The OBEs stopped, I moved down here, and that's it."
"So this Detective Abbott, he's the old friend
who called?" Dylan stopped, kneeling in front of her to take her hands.
"Why?"
She couldn't meet his eyes. The compassion there, the
concern, might undo her. "A girl died last night.
Murdered.
I saw it."
"You had an out-of-body experience," he
said. "So why does that mean you have to go to London? Can't you just talk
to Abbott over the phone about it?"
She could, but then she wouldn't get to see Dom. Guilt
spiked through her, cutting through the churning sickness in her stomach.
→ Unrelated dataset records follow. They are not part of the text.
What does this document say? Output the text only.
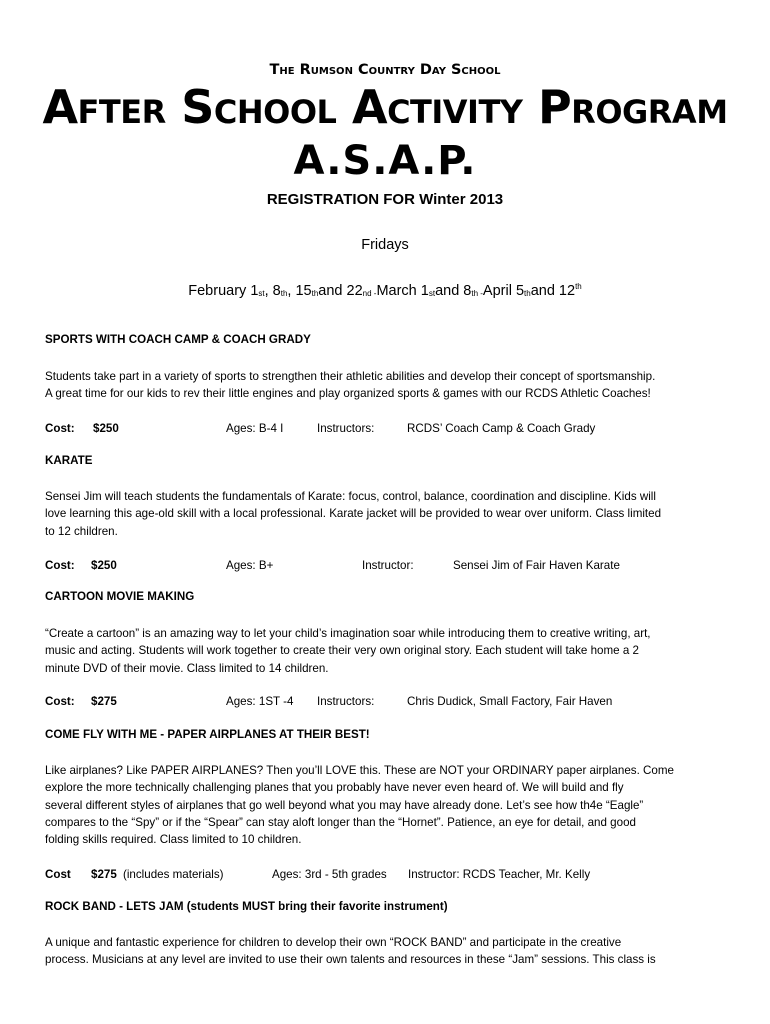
The Rumson Country Day School
After School Activity Program
A.S.A.P.
REGISTRATION FOR Winter 2013
Fridays
February 1st, 8th, 15thand $22^{nd -}March$ 1stand $8^{th -}April$ 5thand 12th
SPORTS WITH COACH CAMP & COACH GRADY
Students take part in a variety of sports to strengthen their athletic abilities and develop their concept of sportsmanship.
A great time for our kids to rev their little engines and play organized sports & games with our RCDS Athletic Coaches!
Cost: $250	Ages: B-4 I	Instructors:	RCDS’ Coach Camp & Coach Grady
KARATE
Sensei Jim will teach students the fundamentals of Karate: focus, control, balance, coordination and discipline. Kids will
love learning this age-old skill with a local professional. Karate jacket will be provided to wear over uniform. Class limited
to 12 children.
Cost: $250	Ages: B+	Instructor:	Sensei Jim of Fair Haven Karate
CARTOON MOVIE MAKING
“Create a cartoon” is an amazing way to let your child’s imagination soar while introducing them to creative writing, art,
music and acting. Students will work together to create their very own original story. Each student will take home a 2
minute DVD of their movie. Class limited to 14 children.
Cost: $275	Ages: 1ST -4 Instructors:	Chris Dudick, Small Factory, Fair Haven
COME FLY WITH ME - PAPER AIRPLANES AT THEIR BEST!
Like airplanes? Like PAPER AIRPLANES? Then you’ll LOVE this. These are NOT your ORDINARY paper airplanes. Come
explore the more technically challenging planes that you probably have never even heard of. We will build and fly
several different styles of airplanes that go well beyond what you may have already done. Let’s see how th4e “Eagle”
compares to the “Spy” or if the “Spear” can stay aloft longer than the “Hornet”. Patience, an eye for detail, and good
folding skills required. Class limited to 10 children.
Cost $275 (includes materials)	Ages: 3rd - 5th grades Instructor: RCDS Teacher, Mr. Kelly
ROCK BAND - LETS JAM (students MUST bring their favorite instrument)
A unique and fantastic experience for children to develop their own “ROCK BAND” and participate in the creative
process. Musicians at any level are invited to use their own talents and resources in these “Jam” sessions. This class is
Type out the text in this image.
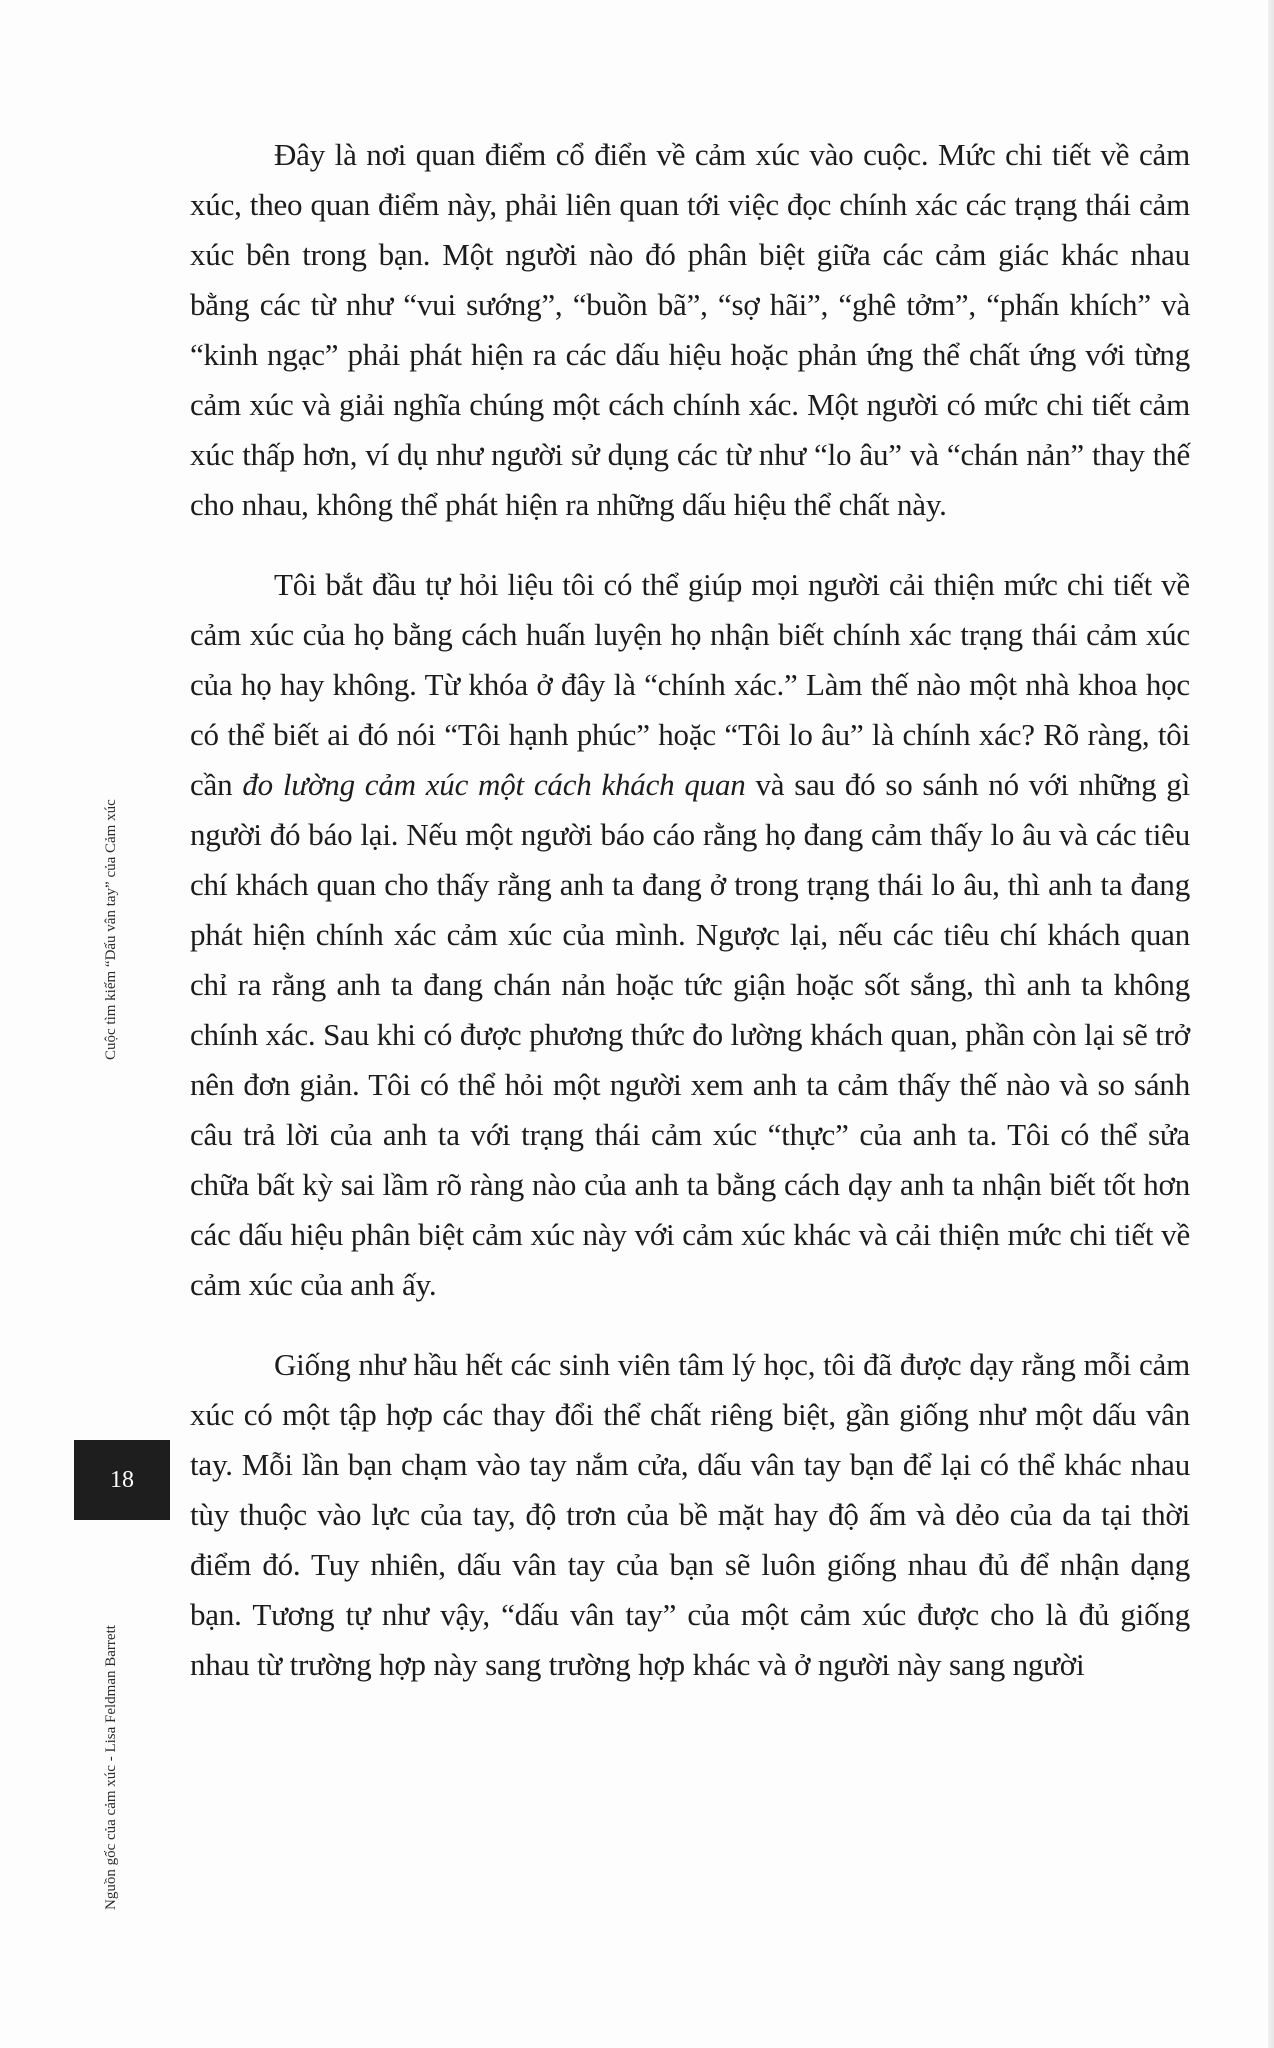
Đây là nơi quan điểm cổ điển về cảm xúc vào cuộc. Mức chi tiết về cảm xúc, theo quan điểm này, phải liên quan tới việc đọc chính xác các trạng thái cảm xúc bên trong bạn. Một người nào đó phân biệt giữa các cảm giác khác nhau bằng các từ như “vui sướng”, “buồn bã”, “sợ hãi”, “ghê tởm”, “phấn khích” và “kinh ngạc” phải phát hiện ra các dấu hiệu hoặc phản ứng thể chất ứng với từng cảm xúc và giải nghĩa chúng một cách chính xác. Một người có mức chi tiết cảm xúc thấp hơn, ví dụ như người sử dụng các từ như “lo âu” và “chán nản” thay thế cho nhau, không thể phát hiện ra những dấu hiệu thể chất này.

Tôi bắt đầu tự hỏi liệu tôi có thể giúp mọi người cải thiện mức chi tiết về cảm xúc của họ bằng cách huấn luyện họ nhận biết chính xác trạng thái cảm xúc của họ hay không. Từ khóa ở đây là “chính xác.” Làm thế nào một nhà khoa học có thể biết ai đó nói “Tôi hạnh phúc” hoặc “Tôi lo âu” là chính xác? Rõ ràng, tôi cần đo lường cảm xúc một cách khách quan và sau đó so sánh nó với những gì người đó báo lại. Nếu một người báo cáo rằng họ đang cảm thấy lo âu và các tiêu chí khách quan cho thấy rằng anh ta đang ở trong trạng thái lo âu, thì anh ta đang phát hiện chính xác cảm xúc của mình. Ngược lại, nếu các tiêu chí khách quan chỉ ra rằng anh ta đang chán nản hoặc tức giận hoặc sốt sắng, thì anh ta không chính xác. Sau khi có được phương thức đo lường khách quan, phần còn lại sẽ trở nên đơn giản. Tôi có thể hỏi một người xem anh ta cảm thấy thế nào và so sánh câu trả lời của anh ta với trạng thái cảm xúc “thực” của anh ta. Tôi có thể sửa chữa bất kỳ sai lầm rõ ràng nào của anh ta bằng cách dạy anh ta nhận biết tốt hơn các dấu hiệu phân biệt cảm xúc này với cảm xúc khác và cải thiện mức chi tiết về cảm xúc của anh ấy.

Giống như hầu hết các sinh viên tâm lý học, tôi đã được dạy rằng mỗi cảm xúc có một tập hợp các thay đổi thể chất riêng biệt, gần giống như một dấu vân tay. Mỗi lần bạn chạm vào tay nắm cửa, dấu vân tay bạn để lại có thể khác nhau tùy thuộc vào lực của tay, độ trơn của bề mặt hay độ ấm và dẻo của da tại thời điểm đó. Tuy nhiên, dấu vân tay của bạn sẽ luôn giống nhau đủ để nhận dạng bạn. Tương tự như vậy, “dấu vân tay” của một cảm xúc được cho là đủ giống nhau từ trường hợp này sang trường hợp khác và ở người này sang người

Cuộc tìm kiếm “Dấu vân tay” của Cảm xúc
18
Nguồn gốc của cảm xúc - Lisa Feldman Barrett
"The police want to question me again." She lied, hating how easily
the lie came. "Like I said, I'm the only survivor – if this is the
Shoreditch Slasher again, anything I can tell them could help catch him."
Frustration marred Dylan's face. "I can come with
you if you like.
For support.
I can afford to miss a
few days of work."
"No," she said. "Really, it's fine.
I'll be back in a couple of days, and you've got tons of stuff to get through,
deadlines to meet. You've got Greg to think about.
It's
fine, Dylan."
He rocked back, frowning. "You'll call me when
you get there, yeah?
And when you're on your way back."
"Of course."
She leaned down to kiss his cheek.
"I promise."
****
Dom was waiting for her at King's Cross Station. Her
heart leapt at the sight of him, looking just the same as he always had in his
battered old trench coat, dark hair falling into dark eyes, a five o'clock
shadow on his jaw. She smiled as he hurried to meet her, a little of the
tension she'd been carrying since her nightmare – her OBE – melting away.
"Keira, it's good to see you." He took her
suitcase from her with one hand, clasping her hand with the other. His grip was
rough but warm, sending hot little sparks through her. "Wish it was under
better circumstances."
"Me too."
She let her hand fall from his
reluctantly.
"Where to?"
"Don't know about you, but I could do with a
drink." Dom led her out of the station, free hand pressed to the small of
her back to guide her through the crowd. "It's been a bloody long
day."
Dusk was falling over London, the streets were packed,
and Keira felt a weird mix of homesickness and nostalgia. She didn't miss
London, not really. Her life in her quiet corner of the countryside was
peaceful, happy. Apart from the issues with her job, anyway, but nothing was
perfect, was it? And there were too many bad memories associated with London.
But with Dom at her side, broad and grim-faced, she
felt safe and her sense of safety triggered an unexpected fondness for the
city. She'd had good times here once, as a student and trainee teacher. She’d
had lots of friends, a hectic social life. The bright lights and heady sounds
of the city didn't seem as ominous as she remembered, not with Dom's protective
hand on her back.
He took her to a quiet pub a street away from the
station, bought her a white wine and a spicy chicken burger. She had to grin.
"You remember."
"Never forgot." He returned her grin.
"I used to look forward to our pub dates, despite everything."
Her mood darkened a little. They'd met so many times
to discuss her OBEs, what she saw, what it meant, if anything. He couldn't tell
her much about the case at the time, but that hadn't mattered to Keira.
Safety, that
was what mattered. Dom made her feel like she
wasn't
alone,
wasn't so vulnerable.
Wasn't
crazy.
"So how are things?" he asked, sipping his
beer. "How have you been?"
She shrugged.
"Good, mostly.
I'm teaching. Not really enjoying it anymore, but I don't know what else to do.
You?"
"Working hard."
He rubbed his nose, an old,
familiar habit. It had been broken a couple of times, giving him the look of a
boxer. She'd always found that so appealing. It gave him a little edge of
danger. "Not much else to do, really. Angie left me...God, must be four
years ago now."
A flicker of
surprised excitement ran through her, quickly followed by guilt. She covered
his hand with hers, squeezing. "Dom, I'm so sorry."